Now we find out that NBC news is in the hands of somebody the Republicans perceive as friendly (for good reason). And we see that the Bush administration feels no shame in using plants during press conferences, or paying off columnists to do their bidding. Meanwhile, Peter Jennings on ABC is no one's idea of a liberal. And you can be sure that CBS will be leaning rightward for the forseeable future, after having been bitten by the “Rathergate” scandal.

To continue to prop up their patently ludicrous charge of left-wing bias, conservatives reflexively point to The New York Times. Considering that it was the Times who kept alive the Whitewater scandal for eight years, that their coverage of the build-up to the war was cartoonishly slanted in Bush's favor, and considering that they are perfectly happy to give over a big chunk of their op-ed page to a lot of pro-ID lies, that charge rings rather hollow.

The same goes for The Washington Post, incidentally. For every article you can point to in these papers that can be described as left-leaning, you can point to plenty of others that are right-leaning.

Occasionally conservatives point to television personalities like Tim Russert or George Stephanopoulos, both of whom have had ties to the Democratic party in the past. But as anyone who actually watches these shows will tell you, both (especially Russert) are far harder on their Democratic guests than their Republican guests. And Stephanopoulos is blanced by the odious George Will.

NPR? Please. Most of their line-up is non-political.

Even pundits who are nominally left-wing are routinely unfair or dishonest in their coverage of the Democrats. For example, Time's Joe Klein often plays the liberal on television. As reported by Columbia Journalism Review, here's an excerpt from a recent essay of his, reporting on the State of the Union:


Finally, there was the boorish and possibly unprecedented hooting of the President by Democrats during the [State of the Union] speech.
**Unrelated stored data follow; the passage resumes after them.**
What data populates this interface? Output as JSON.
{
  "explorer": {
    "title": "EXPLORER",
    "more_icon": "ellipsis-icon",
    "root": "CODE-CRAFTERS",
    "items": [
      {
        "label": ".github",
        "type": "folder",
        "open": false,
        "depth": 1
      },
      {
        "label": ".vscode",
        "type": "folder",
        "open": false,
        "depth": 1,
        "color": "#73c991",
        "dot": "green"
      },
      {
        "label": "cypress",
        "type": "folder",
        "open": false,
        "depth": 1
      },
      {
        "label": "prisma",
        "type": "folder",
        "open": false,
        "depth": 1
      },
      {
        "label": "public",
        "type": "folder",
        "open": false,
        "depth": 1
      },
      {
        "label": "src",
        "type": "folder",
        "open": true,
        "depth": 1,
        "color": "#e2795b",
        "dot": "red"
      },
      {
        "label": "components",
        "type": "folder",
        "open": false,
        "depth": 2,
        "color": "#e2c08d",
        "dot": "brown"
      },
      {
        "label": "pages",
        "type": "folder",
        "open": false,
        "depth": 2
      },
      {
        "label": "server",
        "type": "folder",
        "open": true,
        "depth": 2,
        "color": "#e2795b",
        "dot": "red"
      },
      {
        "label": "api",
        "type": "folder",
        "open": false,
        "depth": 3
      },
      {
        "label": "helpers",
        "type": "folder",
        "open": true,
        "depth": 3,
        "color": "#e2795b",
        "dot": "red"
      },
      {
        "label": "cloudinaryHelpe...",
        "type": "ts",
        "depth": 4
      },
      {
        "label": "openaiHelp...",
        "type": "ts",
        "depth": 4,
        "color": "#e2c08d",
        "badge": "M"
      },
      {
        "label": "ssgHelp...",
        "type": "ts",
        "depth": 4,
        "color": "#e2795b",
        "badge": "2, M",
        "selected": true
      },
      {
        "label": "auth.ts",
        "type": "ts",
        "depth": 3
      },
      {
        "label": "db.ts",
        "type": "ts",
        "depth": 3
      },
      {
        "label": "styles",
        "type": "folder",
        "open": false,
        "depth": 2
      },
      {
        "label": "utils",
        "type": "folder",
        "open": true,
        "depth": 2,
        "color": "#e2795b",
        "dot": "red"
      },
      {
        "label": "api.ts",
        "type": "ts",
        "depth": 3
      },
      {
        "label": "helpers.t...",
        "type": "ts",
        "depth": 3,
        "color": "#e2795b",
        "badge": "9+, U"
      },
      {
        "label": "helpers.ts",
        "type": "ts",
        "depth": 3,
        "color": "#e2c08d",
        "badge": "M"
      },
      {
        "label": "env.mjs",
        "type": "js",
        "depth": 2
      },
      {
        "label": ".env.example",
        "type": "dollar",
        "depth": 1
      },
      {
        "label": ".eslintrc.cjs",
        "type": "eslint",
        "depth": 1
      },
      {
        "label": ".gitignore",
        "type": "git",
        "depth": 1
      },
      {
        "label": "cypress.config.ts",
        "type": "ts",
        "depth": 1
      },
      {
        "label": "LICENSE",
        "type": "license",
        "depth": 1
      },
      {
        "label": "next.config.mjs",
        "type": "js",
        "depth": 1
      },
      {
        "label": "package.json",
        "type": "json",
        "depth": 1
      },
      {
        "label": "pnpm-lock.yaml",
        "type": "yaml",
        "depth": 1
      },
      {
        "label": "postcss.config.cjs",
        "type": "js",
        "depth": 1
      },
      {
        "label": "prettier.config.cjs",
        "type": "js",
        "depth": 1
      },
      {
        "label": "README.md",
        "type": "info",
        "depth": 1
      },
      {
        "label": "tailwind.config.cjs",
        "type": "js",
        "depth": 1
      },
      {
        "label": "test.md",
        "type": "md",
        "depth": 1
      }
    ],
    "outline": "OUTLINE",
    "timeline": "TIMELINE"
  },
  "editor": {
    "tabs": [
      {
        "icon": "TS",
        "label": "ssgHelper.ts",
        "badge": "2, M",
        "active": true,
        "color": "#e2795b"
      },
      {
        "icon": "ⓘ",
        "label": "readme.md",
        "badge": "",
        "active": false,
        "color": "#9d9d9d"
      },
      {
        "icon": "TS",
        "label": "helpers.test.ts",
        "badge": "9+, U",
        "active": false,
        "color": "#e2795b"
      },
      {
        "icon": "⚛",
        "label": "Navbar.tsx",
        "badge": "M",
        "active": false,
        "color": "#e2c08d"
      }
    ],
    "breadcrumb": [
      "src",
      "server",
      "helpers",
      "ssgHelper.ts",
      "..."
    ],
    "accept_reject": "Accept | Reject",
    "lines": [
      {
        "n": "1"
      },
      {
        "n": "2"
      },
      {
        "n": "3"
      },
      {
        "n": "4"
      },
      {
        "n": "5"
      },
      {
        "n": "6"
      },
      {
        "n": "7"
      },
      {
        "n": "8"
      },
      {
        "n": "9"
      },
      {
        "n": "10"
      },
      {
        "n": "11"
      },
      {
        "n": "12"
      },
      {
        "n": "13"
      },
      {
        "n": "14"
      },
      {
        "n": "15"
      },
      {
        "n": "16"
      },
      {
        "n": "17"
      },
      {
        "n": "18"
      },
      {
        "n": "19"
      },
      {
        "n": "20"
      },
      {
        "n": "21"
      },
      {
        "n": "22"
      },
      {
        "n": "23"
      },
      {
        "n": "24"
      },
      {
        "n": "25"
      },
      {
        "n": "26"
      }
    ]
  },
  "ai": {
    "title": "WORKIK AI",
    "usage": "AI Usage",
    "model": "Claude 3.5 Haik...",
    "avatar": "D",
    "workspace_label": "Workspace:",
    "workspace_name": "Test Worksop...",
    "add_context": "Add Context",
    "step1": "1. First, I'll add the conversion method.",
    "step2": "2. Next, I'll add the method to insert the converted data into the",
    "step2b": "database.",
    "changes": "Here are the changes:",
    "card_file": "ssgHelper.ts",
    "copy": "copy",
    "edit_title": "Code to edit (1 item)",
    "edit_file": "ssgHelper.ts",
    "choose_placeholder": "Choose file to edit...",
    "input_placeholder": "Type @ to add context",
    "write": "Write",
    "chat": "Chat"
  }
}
"No! No! No!" they shouted, inaccurately, when Bush asserted that the Social Security trust fund would, in a decade or so, start paying out more money than it takes in. If nothing is done, it surely will.


CJR goes on to point out:


Beyond the fact that such “hooting” was far from unprecedented, Klein's short-term memory must be playing tricks on him. Democrats did not start crying out “No! No! No!” when the president asserted that the trust fund would soon start paying out more money than it takes in. Rather, the Democrats accurately started calling out “No! No! No!” when the president inaccurately asserted that “By the year 2042, the entire system would be exhausted and bankrupt.” You can hear for yourself on the White House video of the address (Real Media or Windows Media) -- the moment in question is about 15 minutes into the speech.


See the original post for the links.

Another example is CNN pundit Margaret Carlson. She's supposedly a liberal, but have a look at her last three columns for the Los Angeles Times:

Today's column is a silly puff-piece comparing Washington to Hollywood. Last week came this silly puff-piece about Hillary Clinton's political skills. It's a column filled with backhanded compliments. Two weeks ago she got off to a good start by praising Barbara Boxer for her tough questioning of Condoleeza Rice, but then goes on to describe the entirely conventional point that aggressive women are treated differently from aggressive men.

Right-wing columnists find some left wing bogey to hammer, even if they have to concoct it out of whole cloth. Left-wing columnists sit on the sidelines and look bemused.

So there's no question that the mainstream media is overwhelmingly right-wing. The reason it is that way, to borrow a line from James Carville that I have quoted before, is that people now use the media “the way a drunk uses a lamppost. For support, not illumination.” The simple and sad fact is that too many people just don't care about learning the truth about anything.